Association for Social Economics

The Association for Social Economics (ASE), founded in New York City in 1941, is a learned society in the broadly defined area of social economics, and is part of the Allied Social Sciences Association. Social economics is the study of the ethical and social causes and consequences of economic behavior, institutions, organizations, theory, and policy. The fields of research promoted by ASE include the mutual relationships among ethics, social values, concepts of social justice, and the social dimensions of economic life.

The Association was founded originally as the Catholic Economic Association (CEA) by American Jesuits Thomas Divine and Bernard William Dempsey (1903–1960), who received his PhD in Economics from Harvard University in 1940, and was a student of Joseph A. Schumpeter. Dempsey published "Interest and Usury" in 1943. Divine published "Interest, an historical and analytical study in economics and modern ethics" in 1959. The first president-elect was Thomas Divine and the first Vice-President was Edward Chamberlin from Harvard University, mostly known for his work on monopolistic competition and on Chamberlinian monopolistic competition in particular.

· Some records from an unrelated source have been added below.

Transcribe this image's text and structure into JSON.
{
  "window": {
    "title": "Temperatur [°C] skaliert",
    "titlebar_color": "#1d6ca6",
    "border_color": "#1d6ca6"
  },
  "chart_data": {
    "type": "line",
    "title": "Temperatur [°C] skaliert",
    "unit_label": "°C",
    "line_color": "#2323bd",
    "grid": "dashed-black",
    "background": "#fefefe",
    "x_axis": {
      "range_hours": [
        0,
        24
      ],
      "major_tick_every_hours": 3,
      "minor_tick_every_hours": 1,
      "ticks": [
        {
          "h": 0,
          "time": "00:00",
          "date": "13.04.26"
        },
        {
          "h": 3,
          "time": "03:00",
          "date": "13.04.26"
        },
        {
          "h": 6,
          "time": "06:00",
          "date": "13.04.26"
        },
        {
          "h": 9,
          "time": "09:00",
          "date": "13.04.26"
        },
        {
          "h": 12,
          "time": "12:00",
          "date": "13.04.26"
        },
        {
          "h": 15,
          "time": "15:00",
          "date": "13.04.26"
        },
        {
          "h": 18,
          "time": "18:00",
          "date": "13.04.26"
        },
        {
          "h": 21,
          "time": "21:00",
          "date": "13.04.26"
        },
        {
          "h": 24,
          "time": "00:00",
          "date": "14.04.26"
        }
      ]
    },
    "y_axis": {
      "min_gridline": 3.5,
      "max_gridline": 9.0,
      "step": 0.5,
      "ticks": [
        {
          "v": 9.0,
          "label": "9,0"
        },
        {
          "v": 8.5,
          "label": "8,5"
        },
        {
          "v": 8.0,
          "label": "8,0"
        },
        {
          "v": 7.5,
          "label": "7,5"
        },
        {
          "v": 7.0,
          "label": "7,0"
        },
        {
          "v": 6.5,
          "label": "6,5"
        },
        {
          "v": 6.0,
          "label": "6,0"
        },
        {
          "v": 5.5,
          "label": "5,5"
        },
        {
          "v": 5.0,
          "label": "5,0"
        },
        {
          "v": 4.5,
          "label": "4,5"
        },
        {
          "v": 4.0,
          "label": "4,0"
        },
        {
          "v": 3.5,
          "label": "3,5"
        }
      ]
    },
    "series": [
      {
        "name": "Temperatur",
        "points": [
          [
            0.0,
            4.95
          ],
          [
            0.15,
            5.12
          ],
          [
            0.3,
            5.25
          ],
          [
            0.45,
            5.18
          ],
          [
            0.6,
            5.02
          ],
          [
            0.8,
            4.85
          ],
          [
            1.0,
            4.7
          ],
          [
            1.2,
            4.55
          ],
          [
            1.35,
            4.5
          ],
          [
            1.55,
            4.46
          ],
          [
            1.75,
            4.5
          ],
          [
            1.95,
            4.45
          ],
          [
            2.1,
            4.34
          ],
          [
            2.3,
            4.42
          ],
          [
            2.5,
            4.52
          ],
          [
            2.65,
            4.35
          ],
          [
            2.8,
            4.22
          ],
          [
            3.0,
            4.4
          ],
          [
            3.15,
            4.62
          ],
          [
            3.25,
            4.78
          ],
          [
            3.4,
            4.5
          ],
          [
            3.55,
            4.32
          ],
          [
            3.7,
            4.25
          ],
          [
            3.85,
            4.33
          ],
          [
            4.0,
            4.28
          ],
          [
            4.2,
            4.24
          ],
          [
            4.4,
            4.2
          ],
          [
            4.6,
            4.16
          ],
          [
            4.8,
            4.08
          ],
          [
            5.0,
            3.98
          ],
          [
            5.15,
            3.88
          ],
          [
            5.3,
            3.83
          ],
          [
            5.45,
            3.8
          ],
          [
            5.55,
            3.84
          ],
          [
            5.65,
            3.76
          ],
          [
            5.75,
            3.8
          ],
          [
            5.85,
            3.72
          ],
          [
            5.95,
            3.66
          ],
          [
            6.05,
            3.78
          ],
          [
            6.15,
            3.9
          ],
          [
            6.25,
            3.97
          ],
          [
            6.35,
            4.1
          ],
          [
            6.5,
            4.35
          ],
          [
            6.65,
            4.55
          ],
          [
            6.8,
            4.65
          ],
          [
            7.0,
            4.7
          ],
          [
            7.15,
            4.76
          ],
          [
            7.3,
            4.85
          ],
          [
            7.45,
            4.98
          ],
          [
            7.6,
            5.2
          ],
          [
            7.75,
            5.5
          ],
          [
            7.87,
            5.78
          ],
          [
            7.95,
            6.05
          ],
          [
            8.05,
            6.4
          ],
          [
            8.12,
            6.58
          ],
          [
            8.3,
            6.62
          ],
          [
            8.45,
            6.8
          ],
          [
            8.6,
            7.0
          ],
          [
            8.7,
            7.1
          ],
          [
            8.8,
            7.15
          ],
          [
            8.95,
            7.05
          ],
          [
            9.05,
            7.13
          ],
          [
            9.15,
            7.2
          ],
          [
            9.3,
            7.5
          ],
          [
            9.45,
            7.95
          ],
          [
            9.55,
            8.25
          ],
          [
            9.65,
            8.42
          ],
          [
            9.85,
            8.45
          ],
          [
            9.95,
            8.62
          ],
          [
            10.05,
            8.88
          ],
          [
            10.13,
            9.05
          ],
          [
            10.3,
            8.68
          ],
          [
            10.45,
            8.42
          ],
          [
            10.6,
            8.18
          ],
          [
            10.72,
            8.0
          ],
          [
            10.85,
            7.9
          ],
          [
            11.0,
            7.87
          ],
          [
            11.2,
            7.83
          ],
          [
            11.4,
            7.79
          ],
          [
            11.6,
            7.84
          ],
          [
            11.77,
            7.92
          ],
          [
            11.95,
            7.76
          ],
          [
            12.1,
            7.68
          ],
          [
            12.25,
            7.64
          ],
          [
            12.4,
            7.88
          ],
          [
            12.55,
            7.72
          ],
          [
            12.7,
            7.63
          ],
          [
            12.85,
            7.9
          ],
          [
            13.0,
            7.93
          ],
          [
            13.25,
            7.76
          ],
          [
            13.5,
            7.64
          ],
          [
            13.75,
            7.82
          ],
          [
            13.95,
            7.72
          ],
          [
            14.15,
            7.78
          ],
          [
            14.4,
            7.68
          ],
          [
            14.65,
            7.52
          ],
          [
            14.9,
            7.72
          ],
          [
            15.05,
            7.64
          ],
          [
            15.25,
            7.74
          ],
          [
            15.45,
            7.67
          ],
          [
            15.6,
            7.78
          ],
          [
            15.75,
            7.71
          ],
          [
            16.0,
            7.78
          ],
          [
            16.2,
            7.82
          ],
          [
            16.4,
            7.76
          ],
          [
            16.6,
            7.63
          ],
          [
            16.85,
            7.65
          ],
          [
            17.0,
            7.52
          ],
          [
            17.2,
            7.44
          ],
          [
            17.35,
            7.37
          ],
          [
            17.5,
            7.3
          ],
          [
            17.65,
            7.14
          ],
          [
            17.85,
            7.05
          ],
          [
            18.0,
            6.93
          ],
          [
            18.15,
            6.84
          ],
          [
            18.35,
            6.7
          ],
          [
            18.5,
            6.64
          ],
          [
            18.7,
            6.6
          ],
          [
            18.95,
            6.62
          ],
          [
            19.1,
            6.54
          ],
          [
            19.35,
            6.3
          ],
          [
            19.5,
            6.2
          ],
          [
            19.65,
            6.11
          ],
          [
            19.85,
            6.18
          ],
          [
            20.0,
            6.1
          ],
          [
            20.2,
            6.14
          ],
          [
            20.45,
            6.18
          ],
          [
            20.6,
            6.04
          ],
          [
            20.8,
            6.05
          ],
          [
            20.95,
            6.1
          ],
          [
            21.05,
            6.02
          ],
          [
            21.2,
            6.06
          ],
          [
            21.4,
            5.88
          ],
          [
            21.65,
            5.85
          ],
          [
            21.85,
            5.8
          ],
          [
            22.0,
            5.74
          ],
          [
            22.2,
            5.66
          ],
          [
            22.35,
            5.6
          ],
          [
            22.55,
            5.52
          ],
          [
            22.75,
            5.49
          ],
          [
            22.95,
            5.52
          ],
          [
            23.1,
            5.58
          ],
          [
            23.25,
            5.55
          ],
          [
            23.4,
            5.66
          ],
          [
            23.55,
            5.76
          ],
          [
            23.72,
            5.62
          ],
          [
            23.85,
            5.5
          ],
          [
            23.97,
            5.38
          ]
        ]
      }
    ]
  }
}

The CEA was renamed the Association for Social Economics in 1970 in order to enrich the Association's scope on ethics and social justice in economics with a more universal audience.

References

    • Dempsey, Bernard W. (1943). Interest and Usury. With an Introduction by Joseph Schumpeter. Washington: American Council on Public Affairs. 
    • Divine, T.F. (1959). Interest, an historical and analytical study in economics and modern ethics. Milwaukee:Marquette University Press. 
    • Divine, T.F. (1967). "The origin and the challenge of the future". Review of Social Economy. 25. JSTOR 29767842. 
    • Long, Stephen (1996). "Bernard Dempsey's Theological Economics: Usury, Profit, and Human Fulfilment" (PDF). Theological Studies. 57. 
    • O'Boyle, Edward J. (2014). "Origins of the Association for Social Economics". Forum for Social Economics. 43: 104–106. doi:10.1080/07360932.2014.905106.